Toplam Okunma 0

Yeni mezun ve bir müddettir çalışan bir kör için hayat her gün biraz daha sürprizlidir. Her sabah ve akşam gidilen aynı yolların, karşılaşılan bin bir türlü insanın içinden, farklı duyguları yaşatacak bir şeyler mutlaka çıkar.

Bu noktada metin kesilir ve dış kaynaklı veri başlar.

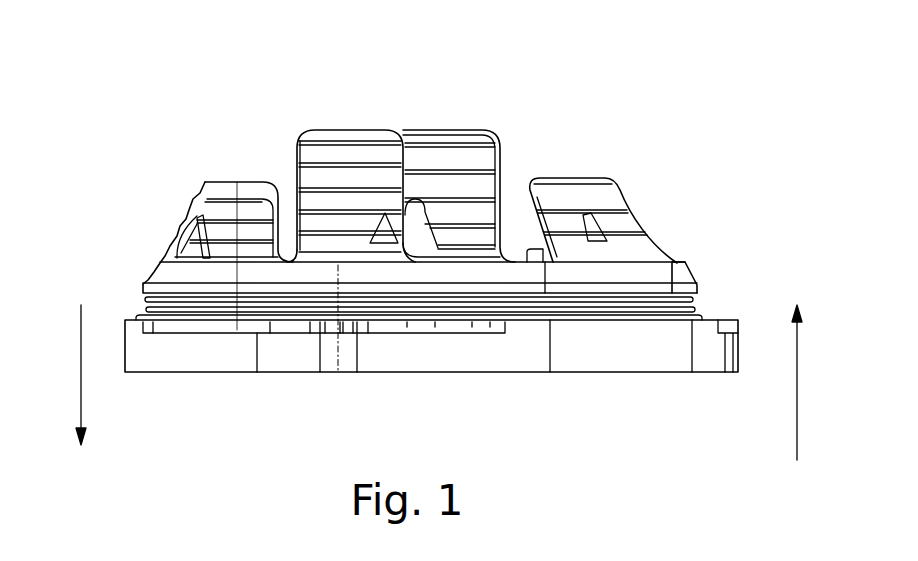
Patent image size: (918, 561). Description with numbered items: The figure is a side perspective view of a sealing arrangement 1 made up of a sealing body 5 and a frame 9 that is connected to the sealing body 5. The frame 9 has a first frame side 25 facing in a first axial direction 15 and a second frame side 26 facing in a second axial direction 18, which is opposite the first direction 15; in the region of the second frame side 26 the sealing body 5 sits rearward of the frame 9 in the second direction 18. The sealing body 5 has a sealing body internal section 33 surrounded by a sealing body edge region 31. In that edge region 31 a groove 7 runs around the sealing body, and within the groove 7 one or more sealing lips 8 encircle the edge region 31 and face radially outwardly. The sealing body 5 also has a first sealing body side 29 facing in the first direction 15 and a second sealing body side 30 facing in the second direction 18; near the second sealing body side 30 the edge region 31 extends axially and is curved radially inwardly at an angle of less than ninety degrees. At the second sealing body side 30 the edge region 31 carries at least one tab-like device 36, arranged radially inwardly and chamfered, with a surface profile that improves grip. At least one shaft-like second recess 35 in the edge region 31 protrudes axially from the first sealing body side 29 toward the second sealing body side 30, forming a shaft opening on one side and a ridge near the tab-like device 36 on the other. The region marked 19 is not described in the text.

The sealing arrangement 1 is at (223, 132).
The sealing body 5 is at (674, 272).
The groove 7 is at (111, 298).
The sealing lip 8 is at (691, 302).
The frame 9 is at (605, 342).
The first axial direction 15 is at (82, 400).
The second axial direction 18 is at (797, 393).
The inner flange 19 is at (280, 374).
The first frame side 25 is at (505, 374).
The second frame side 26 is at (131, 321).
The first sealing body side 29 is at (338, 378).
The second sealing body side 30 is at (497, 130).
The sealing body edge region 31 is at (691, 267).
The sealing body internal section 33 is at (477, 249).
The shaft-like second recess 35 is at (596, 220).
The tab-like device 36 is at (332, 140).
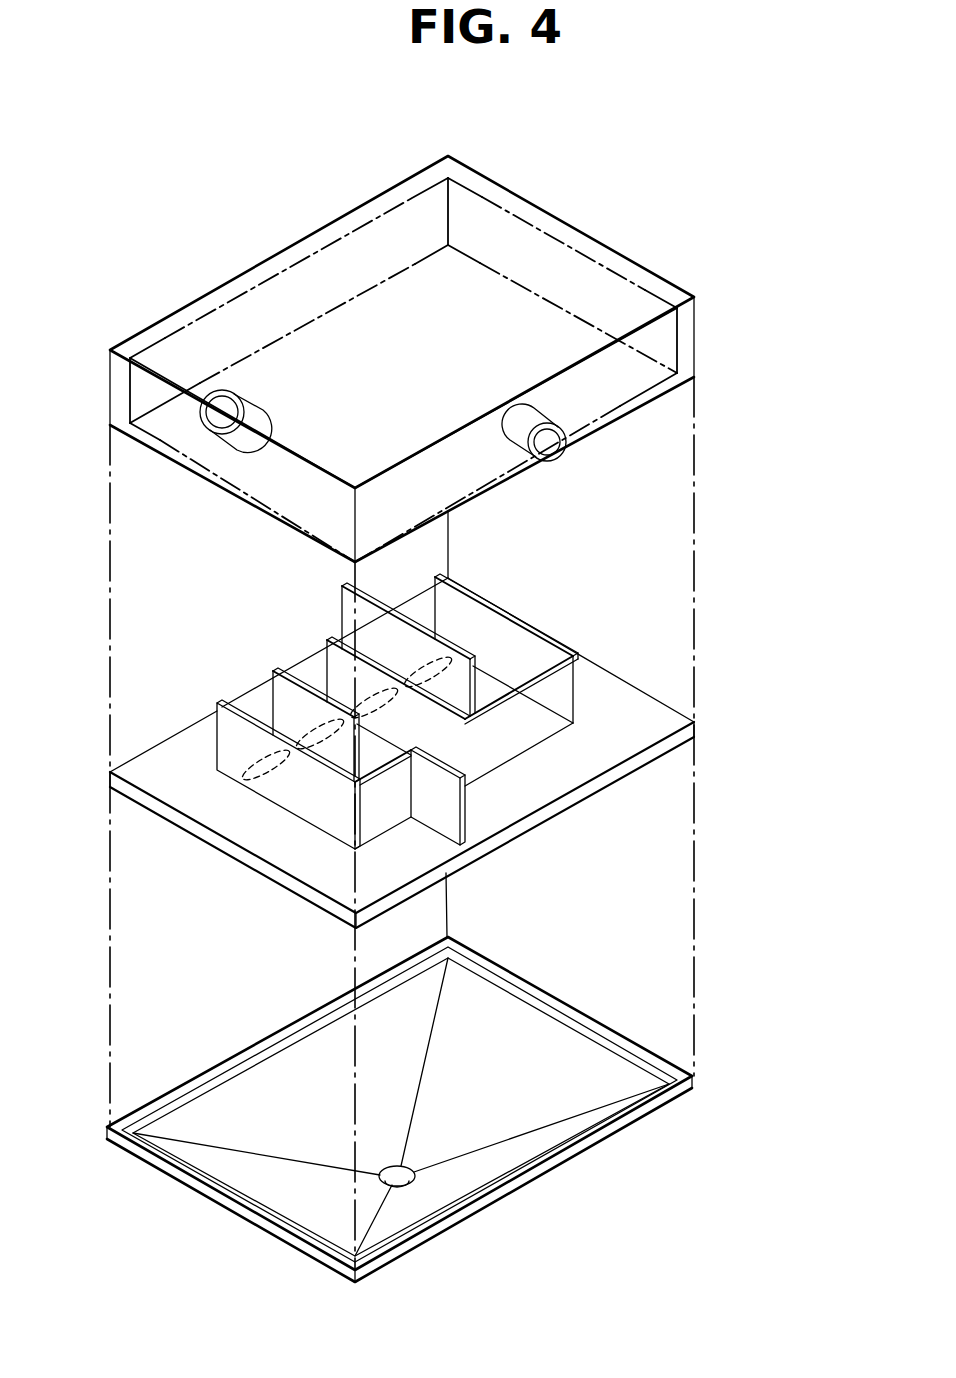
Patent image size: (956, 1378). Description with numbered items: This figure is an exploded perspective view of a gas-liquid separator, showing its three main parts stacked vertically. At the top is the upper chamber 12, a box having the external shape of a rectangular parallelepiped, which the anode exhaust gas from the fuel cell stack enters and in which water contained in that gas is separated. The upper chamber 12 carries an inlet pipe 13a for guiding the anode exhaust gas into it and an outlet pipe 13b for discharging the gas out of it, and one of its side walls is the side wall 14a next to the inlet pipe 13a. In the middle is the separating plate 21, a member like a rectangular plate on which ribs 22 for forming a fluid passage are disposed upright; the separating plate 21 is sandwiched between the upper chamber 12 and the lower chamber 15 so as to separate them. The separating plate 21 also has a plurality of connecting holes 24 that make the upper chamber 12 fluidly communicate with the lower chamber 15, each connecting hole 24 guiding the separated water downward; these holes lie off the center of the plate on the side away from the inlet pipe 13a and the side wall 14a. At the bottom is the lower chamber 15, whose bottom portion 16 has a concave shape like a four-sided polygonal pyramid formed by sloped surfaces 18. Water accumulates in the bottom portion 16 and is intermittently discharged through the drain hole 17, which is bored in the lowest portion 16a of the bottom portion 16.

The upper chamber 12 is at (616, 236).
The inlet pipe 13a is at (566, 440).
The outlet pipe 13b is at (228, 391).
The side wall 14a is at (653, 345).
The separating plate 21 is at (435, 728).
The ribs 22 is at (345, 620).
The connecting holes 24 is at (440, 662).
The lower chamber 15 is at (451, 1138).
The bottom portion 16 is at (464, 1107).
The sloped surfaces 18 is at (575, 1058).
The lowest portion 16a is at (413, 1163).
The drain hole 17 is at (408, 1186).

Bazı haftalar her şey rutin gidiyor gibi görünse de, tek bir dakika tüm tekdüzeliği alt üst etmeye yeter.

Öğrenmeye aç oluşumdan fırsatlarını kolladığım şehirde yaşamak uğruna merkezden epeyce uzak sayılabilecek bir semtte oturmaya karar verdim. Bu hem ekonomik kaygılarımın hem de güvenlik ihtiyacımın sonucu bir tercihti.  Tabii ki bunun bedeli, uzunca, hayatta kalma mücadelesi verdiren ve her tür insanla karşılaşma zenginliğini barındıran yolculuğa göğüs germek demekti. Kimi zaman aynı insanlara farklı tepkiler vermek zorunda kalmak gibi ironiler de içinde barındırarak, sizi her gün daha da yoran, ama öğrenmesi ve gelişimi büyük bir maceraya dönüşebiliyordu. Henüz afyonu patlamamış yolcular, gelen aracın yönünü sorduğumda sanki yüzyılın felsefi eleştirisini yapmalarını istemişim gibi bana boş boş bakarken, onlara haksızlık ettiğim düşüncesine kapılabiliyordum.  Acaba ben aynı hal içinde böyle bir soruya ne yanıt verebilirdim? Peki ya binmek istediğim aracı yakalamak ihtiyacım? Tüm bu harala gürelede kazanan kim olacaktı?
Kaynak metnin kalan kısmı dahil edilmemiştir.